UPDATED 15:35 EDT / AUGUST 19 2024

AI

Nvidia debuts StormCast generative AI model for forecasting mesoscale weather events

Nvidia Corp. today detailed an artificial intelligence model called StormCast that could help researchers predict the weather more accurately.

StormCast is an upgraded version of an earlier atmospheric forecasting model dubbed CorrDiff. Nvidia ships the latter algorithm with Earth-2, a software suite it provides to meteorologists who use its chips to support their research. The bundle includes weather forecasting algorithms, tools for managing atmospheric data and related components.

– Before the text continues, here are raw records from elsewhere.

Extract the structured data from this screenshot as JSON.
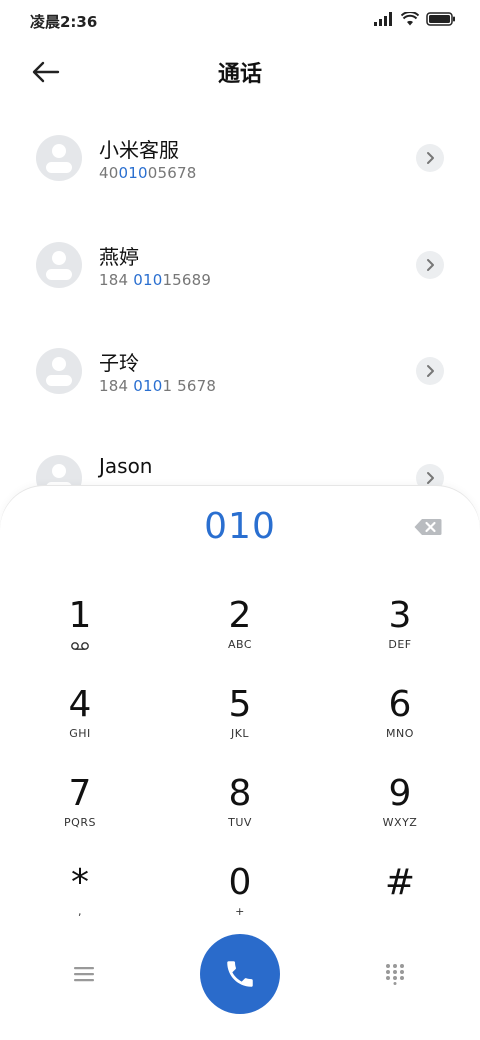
{
  "status_bar": {
    "time": "凌晨2:36"
  },
  "header": {
    "title": "通话"
  },
  "contacts": [
    {
      "name": "小米客服",
      "number_pre": "40",
      "number_hl": "010",
      "number_post": "05678"
    },
    {
      "name": "燕婷",
      "number_pre": "184 ",
      "number_hl": "010",
      "number_post": "15689"
    },
    {
      "name": "子玲",
      "number_pre": "184 ",
      "number_hl": "010",
      "number_post": "1 5678"
    },
    {
      "name": "Jason",
      "number_pre": "",
      "number_hl": "",
      "number_post": ""
    }
  ],
  "dialpad": {
    "input": "010",
    "keys": [
      {
        "digit": "1",
        "letters": ""
      },
      {
        "digit": "2",
        "letters": "ABC"
      },
      {
        "digit": "3",
        "letters": "DEF"
      },
      {
        "digit": "4",
        "letters": "GHI"
      },
      {
        "digit": "5",
        "letters": "JKL"
      },
      {
        "digit": "6",
        "letters": "MNO"
      },
      {
        "digit": "7",
        "letters": "PQRS"
      },
      {
        "digit": "8",
        "letters": "TUV"
      },
      {
        "digit": "9",
        "letters": "WXYZ"
      },
      {
        "digit": "*",
        "letters": ","
      },
      {
        "digit": "0",
        "letters": "+"
      },
      {
        "digit": "#",
        "letters": ""
      }
    ]
  },
  "icons": {
    "back": "arrow-left-icon",
    "detail": "chevron-right-icon",
    "backspace": "backspace-icon",
    "voicemail": "voicemail-icon",
    "menu": "menu-icon",
    "call": "phone-icon",
    "keypad": "dialpad-icon"
  },
  "colors": {
    "accent": "#2a6fd0",
    "call_button": "#2a6bcb"
  }
}
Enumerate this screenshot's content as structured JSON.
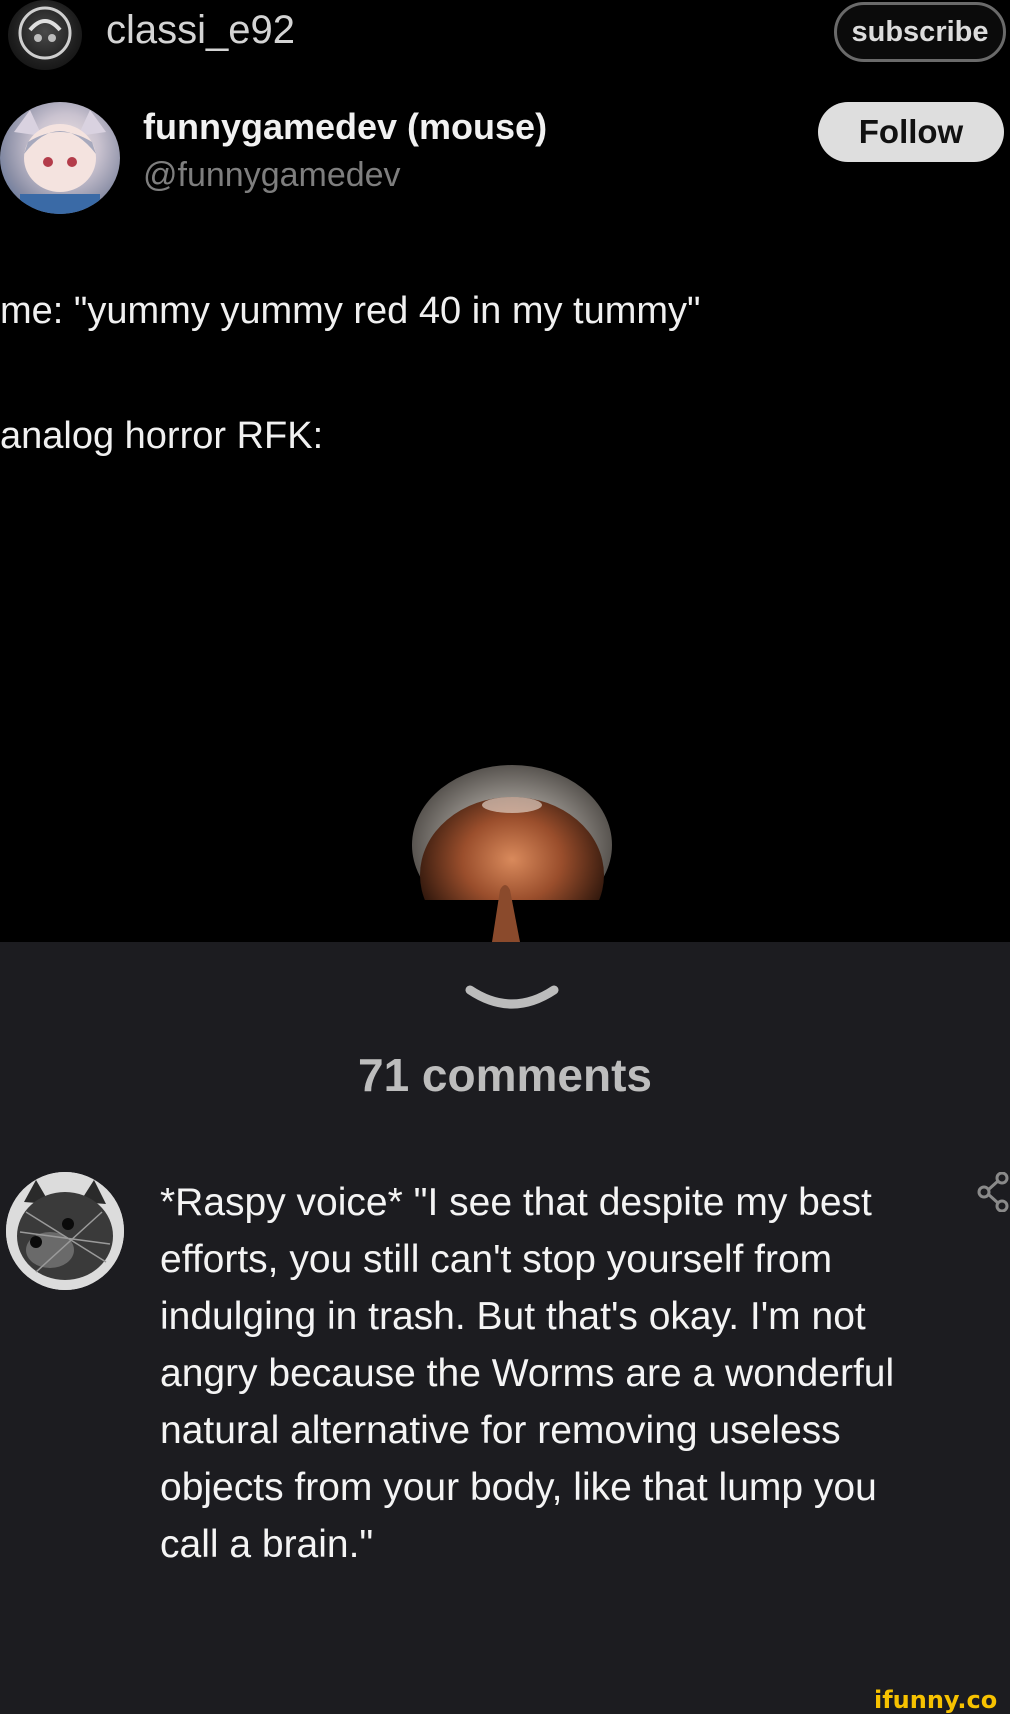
{
  "header": {
    "username": "classi_e92",
    "subscribe_label": "subscribe"
  },
  "tweet": {
    "display_name": "funnygamedev (mouse)",
    "handle": "@funnygamedev",
    "follow_label": "Follow",
    "line1": "me: \"yummy yummy red 40 in my tummy\"",
    "line2": "analog horror RFK:"
  },
  "comments": {
    "count_label": "71 comments",
    "items": [
      {
        "text": "*Raspy voice* \"I see that despite my best efforts, you still can't stop yourself from indulging in trash. But that's okay. I'm not angry because the Worms are a wonderful natural alternative for removing useless objects from your body, like that lump you call a brain.\""
      }
    ]
  },
  "watermark": "ifunny.co",
  "colors": {
    "background": "#000000",
    "comments_background": "#1c1c20",
    "follow_button": "#dedede",
    "watermark": "#f7c200"
  }
}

CorrDiff, the model on which StormCast is based, functions as the meteorological equivalent of a zoom-in tool. One way researchers can use it is by uploading a dataset that describes a weather event with a resolution of 25 kilometers. With such a resolution, atmospheric phenomena that have a reach of under 25 kilometers are not visible. CorrDiff can take the raw data and sharpen the resolution by a factor of 12.5 to two kilometers.

StormCast enhances the model’s core feature set by adding a so-called autoregressive capability. The upgrade allows the AI to not only study past weather events but also predict future developments. StormCast generates projections by studying historic atmospheric information, including two and a half years’ worth of climate measurements from the central U.S. that Nvidia included in the model’s training dataset. 

StormCast’s autoregression capability enables researchers to forecast the weather up to six hours into the future. “StormCast enables this at a 3-kilometer, hourly scale,” Mike Pritchard, the director of climate simulation research at Nvidia, detailed in a blog post.  

StormCast is designed to predict so-called mesoscale weather events. Those are atmospheric phenomena with horizontal dimensions that range from five kilometers to several hundred. The category encompasses, among others, flash floods and derechos, long-lasting storms capable of causing extensive wind damage. Regular storms don’t qualify as mesoscale events because they affect a significantly smaller area.

Meteorologists usually forecast the weather using algorithms called convection-allowing models, or CAMs. Such algorithms often run on supercomputers and take upwards of thousands of atmospheric parameters into account to generate predictions. Nvidia says that StormCast has demonstrated the ability to outperform CAM software in some cases. 

“Despite being in its infancy, the model — when applied with precipitation radars — already offers forecasts with lead times of up to six hours that are up to 10% more accurate than the U.S. National Oceanic and Atmospheric Administration (NOAA)’s state-of-the-art 3-kilometer operational CAM,” Pritchard detailed.

Other companies are also researching ways of using AI to improve weather forecasting. Last November, Google LLC detailed GraphCast, an internally developed neural network that can predict atmospheric events faster than traditional algorithms. It has demonstrated the ability to forecast the weather up to 10 days in advance with detailed temperature and wind speed estimates.